Vatikan Kelabakan Hadapi Tsunami Kasus Pelecehan Para Imam
Roma — Vatikan kewalahan menangani pengaduan pelecehan seksual rohaniawan di seluruh dunia yang mencapai seribu kasus sepanjang 2019, terburuk dalam sejarah Gereja Katolik.
Associated Press menulia hampir dua dekade setelah Vatikan memikul tanggung jawab untuk meninjau kembali semua kasus pelecehan seksual, Kongregasi untuk Doktrin Kepercayaan (CDF) benar-benar kewalahan. CDF harus bekerja dengan staf yang tidak mampu meningkatkan kecepatan sampai empat kali lipat.
Monsingnor (Mgr) John Kennedy, kepala disiplin jemaan dan bagian dari yang memproses kasus, berkelakar; “Saya tahu kloning bertentangan degnan ajaran Katolik, tapi jika saya bisa mengkloning staf, saya akan lakukan. Saya minta mereka bekerja tujuh hari dalam sepekan.”
Mgr John Kennedy menyebut jumlah kasus pelecehan seksual rohaniawan tahun ini sebagai tsunami. Laporan pelecehan datang dari negara-negara yang sebelumnya tidak pernah terdengar.
Dekade lalu, kata Mgr John Kennedy, laporan pelecehan seksual datang dari Argentina, Meksiko, Cile, Italia, Polandia, dan AS. Kasus-kasus itu tiba di sidang CDF.
Paus Fransiscus merasa perlu menunjukan transparasi ketika hierarki gereja berusaha membangun kembali kepercayaan umat Katolik. Gereja Vatikan kini bukan lagi lembaga paling rahasia di dunia.
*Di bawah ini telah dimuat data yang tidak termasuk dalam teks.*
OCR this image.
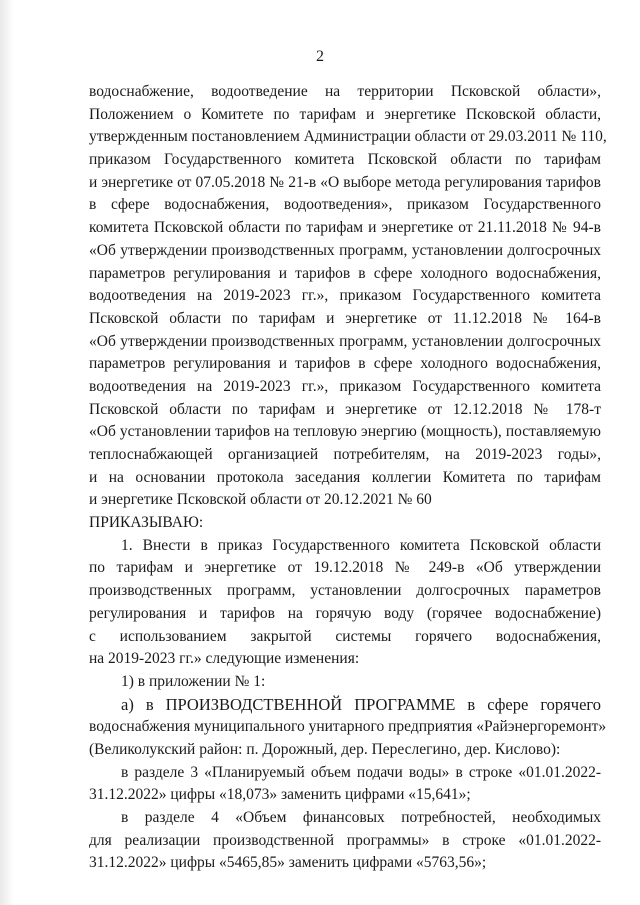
2
водоснабжение, водоотведение на территории Псковской области»,
Положением о Комитете по тарифам и энергетике Псковской области,
утвержденным постановлением Администрации области от 29.03.2011 № 110,
приказом Государственного комитета Псковской области по тарифам
и энергетике от 07.05.2018 № 21-в «О выборе метода регулирования тарифов
в сфере водоснабжения, водоотведения», приказом Государственного
комитета Псковской области по тарифам и энергетике от 21.11.2018 № 94-в
«Об утверждении производственных программ, установлении долгосрочных
параметров регулирования и тарифов в сфере холодного водоснабжения,
водоотведения на 2019-2023 гг.», приказом Государственного комитета
Псковской области по тарифам и энергетике от 11.12.2018 № 164-в
«Об утверждении производственных программ, установлении долгосрочных
параметров регулирования и тарифов в сфере холодного водоснабжения,
водоотведения на 2019-2023 гг.», приказом Государственного комитета
Псковской области по тарифам и энергетике от 12.12.2018 № 178-т
«Об установлении тарифов на тепловую энергию (мощность), поставляемую
теплоснабжающей организацией потребителям, на 2019-2023 годы»,
и на основании протокола заседания коллегии Комитета по тарифам
и энергетике Псковской области от 20.12.2021 № 60
ПРИКАЗЫВАЮ:
1. Внести в приказ Государственного комитета Псковской области
по тарифам и энергетике от 19.12.2018 № 249-в «Об утверждении
производственных программ, установлении долгосрочных параметров
регулирования и тарифов на горячую воду (горячее водоснабжение)
с использованием закрытой системы горячего водоснабжения,
на 2019-2023 гг.» следующие изменения:
1) в приложении № 1:
а) в ПРОИЗВОДСТВЕННОЙ ПРОГРАММЕ в сфере горячего
водоснабжения муниципального унитарного предприятия «Райэнергоремонт»
(Великолукский район: п. Дорожный, дер. Переслегино, дер. Кислово):
в разделе 3 «Планируемый объем подачи воды» в строке «01.01.2022-
31.12.2022» цифры «18,073» заменить цифрами «15,641»;
в разделе 4 «Объем финансовых потребностей, необходимых
для реализации производственной программы» в строке «01.01.2022-
31.12.2022» цифры «5465,85» заменить цифрами «5763,56»;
Vatikan tahu umat kecewa dengan penyalahgunaan puluhan tahun dan penutupan klerus. Pekan ini, Paus Fransiskus menghapus apa yang disebut rahasia kepausan, yang mengatur kasus-kasus pelecehan untuk meningkatkan kerjasama menegakan hukum sipil.
Keputusan ini membuat CDF makin kewalahan. CDF adalah simbol disfungsi sistem hukum gereja, karena tergantung pada uskup. Kini mereka tidak punya pengalaman dan pengacara resmi untuk menyelidiki tuduhan pelecehan seksual. Bahkan jaksa penuntut kriminal yang paling berpengalaman pun kesulitan mengurai kasus demi kasus pelecehan seksual yang dihadapi Vatikan.
Sistem hukum Vatikan dibangun di atas kepentingan yang inheren. Seorang uskup diminta menimbang klaim korban yang diduga tidak dikenal terhadap perkataan seorang imam yang adalah putra spiritual.
Terlepas dari janji ‘nol toleransi’ dan akuntabilitas, undang-undang baru dan pembentukan komisi ahli, Vatikan kini menemukan dirinya berjuang memperhitungkan masalah para imam pemangsa — istilah yang mncul di Irlandia dan Australia tahun 1990-an, AS tahun 2002, Eropa tahun 2020, dan Amerika Latin tahun lalu.
“Saya kira jika saya bukan seorang imam dan punya anak yang dilecehkan, saya mungkin berhenti pergi ke Misa,” kata Mgr John Kennedy, yang menyaksikan dari dekat bagaimana gereja Katolik di Irlandia, negara asalnya, kehilangan kredibilitas akibat skandal penyalahgunaan.
“Saya mungkin akan berhenti berhubungan dengan gereja karena saya berkata; Jika kamu tidak bisa menjaga anak-anak, mengapa saya harus percaya kepada kalian,” lanjutnya.
Menurut Mgr Kennedy, kini Vatikan berkomitmen memerangai pelecehan seksual. Vatikan hanya butuh banyak waktu untuk memproses kasus demi kasus. CDF, lanjut Mgr Kennedy, akan melihatnya secara forensik dan menjamin hasil yang adil.
Di masa lalu, CDF dikenal sebagai kantor suci atau roman suci, dan inkuisisi universal. Mereka yang menentukan hukum bakar untuk pelaku bid’ah dan penerbit buku yang dilarang dibaca kaum beriman. Mereka memproses kasus-kasus pelecehan dan pengadilan banding para imam yang dituduh di bawah hukum kanon.
Kini, CDF cenderung hanya memerintahkan imam yang bersalah untuk berdoa, penebusan dosa, dan dilarang merayakan misa di depan umum. Hukum terburuk yang dijatuhkan CDF, misal untuk para imam pemerkosa anak berantai, hanya dipecat dan diberhentikan dari negara klerus.
Bagi para imam, dikeluarkan dari gereja tak ubahnya hukuman mati. Bagi korban pelecehan, hukuman itu sepele untuk kejahatan keji yang membuat mereka terus merasa terancam.